L’appel de la FDSEA et des JA à manifester mercredi a rassemblé 300 agriculteurs pour demander des aides à la trésorerie et des allègements de charges environnementales.

 

Trois cents manifestants, 93 tracteurs : mercredi, les agriculteurs ont laissé les travaux de préparation de mise l’herbe des animaux ou de semis pour se rassembler place du Drapeau, à Parthenay, à l’appel de la FDSEA et des JA. Ni la rallonge budgétaire, ni les propos qui se voulaient rassurants de la part du président de la République, Nicolas Sarkozy, ne sont venus dissiper leurs craintes. « On veut des actes, du concret et vite », a martelé le président de la FDSEA.

Sur deux points, les difficultés financières et les contraintes environnementales, les dossiers n’avancent pas. « Tous les ans, en fin d’année, on passe commande des intrants pour les mises en cultures du printemps et jusque là on avait l’habitude payer comptant. Cette année, la coopérative devra attendre le mois le juin ! », explique Jean-Claude, producteur de lait.

Depuis deux ans, l’agriculture est confrontée à des charges qui ne permettent plus aux agriculteurs de faire face à leurs échéances. Et quand le prix dans le meilleur des cas stagne, l’effet ciseau devient dramatique. D’où cet appel comme cela n’a jamais été fait à « sauver nos exploitations » lancé par Patrice Coutin. « Du jamais vu », poursuivait-il, demandant aux banques et à l’Etat, chacun à son niveau, d’aider les agriculteurs.

Même tonalité pour le président des Jeunes Agriculteurs, Jean-Baptiste Rasillard : « L’agriculture va très mal ». Message bref, mais explicite pour demander de véritables aides et une pause dans les contraintes agro-environnementales.
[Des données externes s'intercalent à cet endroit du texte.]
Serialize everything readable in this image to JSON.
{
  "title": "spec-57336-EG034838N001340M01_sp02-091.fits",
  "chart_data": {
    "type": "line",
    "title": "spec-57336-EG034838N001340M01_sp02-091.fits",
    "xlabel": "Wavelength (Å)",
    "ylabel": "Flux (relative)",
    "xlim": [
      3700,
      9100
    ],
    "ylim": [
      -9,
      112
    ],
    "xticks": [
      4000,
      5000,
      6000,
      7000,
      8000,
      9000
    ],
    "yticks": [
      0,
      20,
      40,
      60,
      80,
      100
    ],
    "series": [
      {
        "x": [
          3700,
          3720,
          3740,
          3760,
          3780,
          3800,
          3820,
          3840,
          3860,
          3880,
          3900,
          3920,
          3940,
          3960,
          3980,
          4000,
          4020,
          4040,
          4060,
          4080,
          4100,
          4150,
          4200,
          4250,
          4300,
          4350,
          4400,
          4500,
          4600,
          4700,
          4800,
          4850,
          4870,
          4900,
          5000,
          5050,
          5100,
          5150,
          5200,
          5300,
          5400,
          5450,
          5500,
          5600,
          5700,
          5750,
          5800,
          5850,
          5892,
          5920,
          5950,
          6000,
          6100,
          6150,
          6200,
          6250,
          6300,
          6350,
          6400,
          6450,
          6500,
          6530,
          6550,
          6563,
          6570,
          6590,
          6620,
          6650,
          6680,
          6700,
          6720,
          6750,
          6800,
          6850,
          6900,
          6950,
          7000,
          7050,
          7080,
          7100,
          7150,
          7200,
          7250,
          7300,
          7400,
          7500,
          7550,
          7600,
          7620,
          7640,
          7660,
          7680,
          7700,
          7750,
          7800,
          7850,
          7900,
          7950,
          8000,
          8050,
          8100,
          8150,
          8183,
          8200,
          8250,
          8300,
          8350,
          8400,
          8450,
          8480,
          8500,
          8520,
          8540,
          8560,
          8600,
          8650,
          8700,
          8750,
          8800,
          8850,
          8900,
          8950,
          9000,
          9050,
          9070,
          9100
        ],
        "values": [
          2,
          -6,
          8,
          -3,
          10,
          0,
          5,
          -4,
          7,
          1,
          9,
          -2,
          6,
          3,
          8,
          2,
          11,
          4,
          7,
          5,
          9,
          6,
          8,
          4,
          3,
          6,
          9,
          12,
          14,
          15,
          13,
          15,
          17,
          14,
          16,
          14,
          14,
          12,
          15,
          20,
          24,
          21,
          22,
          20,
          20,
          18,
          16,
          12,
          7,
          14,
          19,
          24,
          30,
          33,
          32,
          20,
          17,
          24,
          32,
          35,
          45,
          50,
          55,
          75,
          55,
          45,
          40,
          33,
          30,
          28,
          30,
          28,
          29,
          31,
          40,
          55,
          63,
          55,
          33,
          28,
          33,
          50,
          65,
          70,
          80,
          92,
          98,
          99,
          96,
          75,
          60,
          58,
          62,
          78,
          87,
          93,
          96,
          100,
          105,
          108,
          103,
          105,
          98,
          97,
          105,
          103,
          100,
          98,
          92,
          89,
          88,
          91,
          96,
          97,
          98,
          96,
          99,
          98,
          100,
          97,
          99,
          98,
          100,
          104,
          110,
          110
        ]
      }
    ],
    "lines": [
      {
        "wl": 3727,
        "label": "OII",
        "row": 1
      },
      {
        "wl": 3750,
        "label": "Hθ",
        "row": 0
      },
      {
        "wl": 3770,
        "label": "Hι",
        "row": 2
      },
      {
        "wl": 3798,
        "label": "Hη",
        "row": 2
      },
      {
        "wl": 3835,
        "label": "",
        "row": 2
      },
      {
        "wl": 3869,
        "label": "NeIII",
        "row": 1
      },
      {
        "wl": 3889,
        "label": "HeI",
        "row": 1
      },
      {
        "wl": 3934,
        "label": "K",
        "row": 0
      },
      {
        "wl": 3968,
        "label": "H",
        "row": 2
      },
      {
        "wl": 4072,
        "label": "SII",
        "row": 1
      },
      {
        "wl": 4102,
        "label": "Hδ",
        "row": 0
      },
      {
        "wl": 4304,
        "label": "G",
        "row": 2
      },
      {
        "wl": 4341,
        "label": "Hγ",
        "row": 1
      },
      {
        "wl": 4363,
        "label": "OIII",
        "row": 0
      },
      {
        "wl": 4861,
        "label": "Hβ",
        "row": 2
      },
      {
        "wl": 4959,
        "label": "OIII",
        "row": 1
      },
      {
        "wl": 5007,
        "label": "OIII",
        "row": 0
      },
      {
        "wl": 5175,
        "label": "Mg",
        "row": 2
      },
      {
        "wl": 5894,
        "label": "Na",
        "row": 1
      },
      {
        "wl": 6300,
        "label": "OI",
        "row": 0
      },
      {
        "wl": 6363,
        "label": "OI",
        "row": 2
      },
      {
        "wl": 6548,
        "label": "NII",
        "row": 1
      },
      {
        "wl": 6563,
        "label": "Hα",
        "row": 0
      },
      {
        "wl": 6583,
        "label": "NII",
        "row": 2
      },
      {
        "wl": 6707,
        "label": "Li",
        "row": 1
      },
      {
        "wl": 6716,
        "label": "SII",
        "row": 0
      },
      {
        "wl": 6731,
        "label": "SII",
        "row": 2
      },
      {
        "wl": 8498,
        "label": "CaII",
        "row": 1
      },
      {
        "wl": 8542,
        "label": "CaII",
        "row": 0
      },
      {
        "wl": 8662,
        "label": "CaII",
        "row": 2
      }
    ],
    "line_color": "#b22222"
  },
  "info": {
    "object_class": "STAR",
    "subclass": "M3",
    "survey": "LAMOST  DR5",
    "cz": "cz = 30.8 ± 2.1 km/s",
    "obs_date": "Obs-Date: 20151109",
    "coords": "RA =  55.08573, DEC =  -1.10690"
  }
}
Pendant qu’une délégation était reçue  à la sous-préfecture, les manifestants étaient invités à remplir une demande de remboursement de 150 euros par hectare correspondant à la mise en place des Cipan sur leur exploitation: « Je n’ai pas les moyens de financer toutes les contraintes environnementales… Je suis dans l’incapacité de mettre en place des Cipan pour l’hiver prochain », pouvait-on lire dans le courrier adressé à la préfète.

Patrice Coutin et Jean-Baptiste Rasillard ont demandé que la préfète organise une cellule de crise réunissant tous les acteurs des territoires, y compris les collectivités locales pour leur demander les soutiens qu’ils pouvaient mettre en œuvre pour les agriculteurs. Ils demandent aussi la réunion d’un comité de pilotage sur la directive nitrates, là aussi dans les délais les plus brefs.

En début d’après-midi, les manifestants devaient aussi s’en prendre aux grandes surfaces et à leurs marges jugées abusives.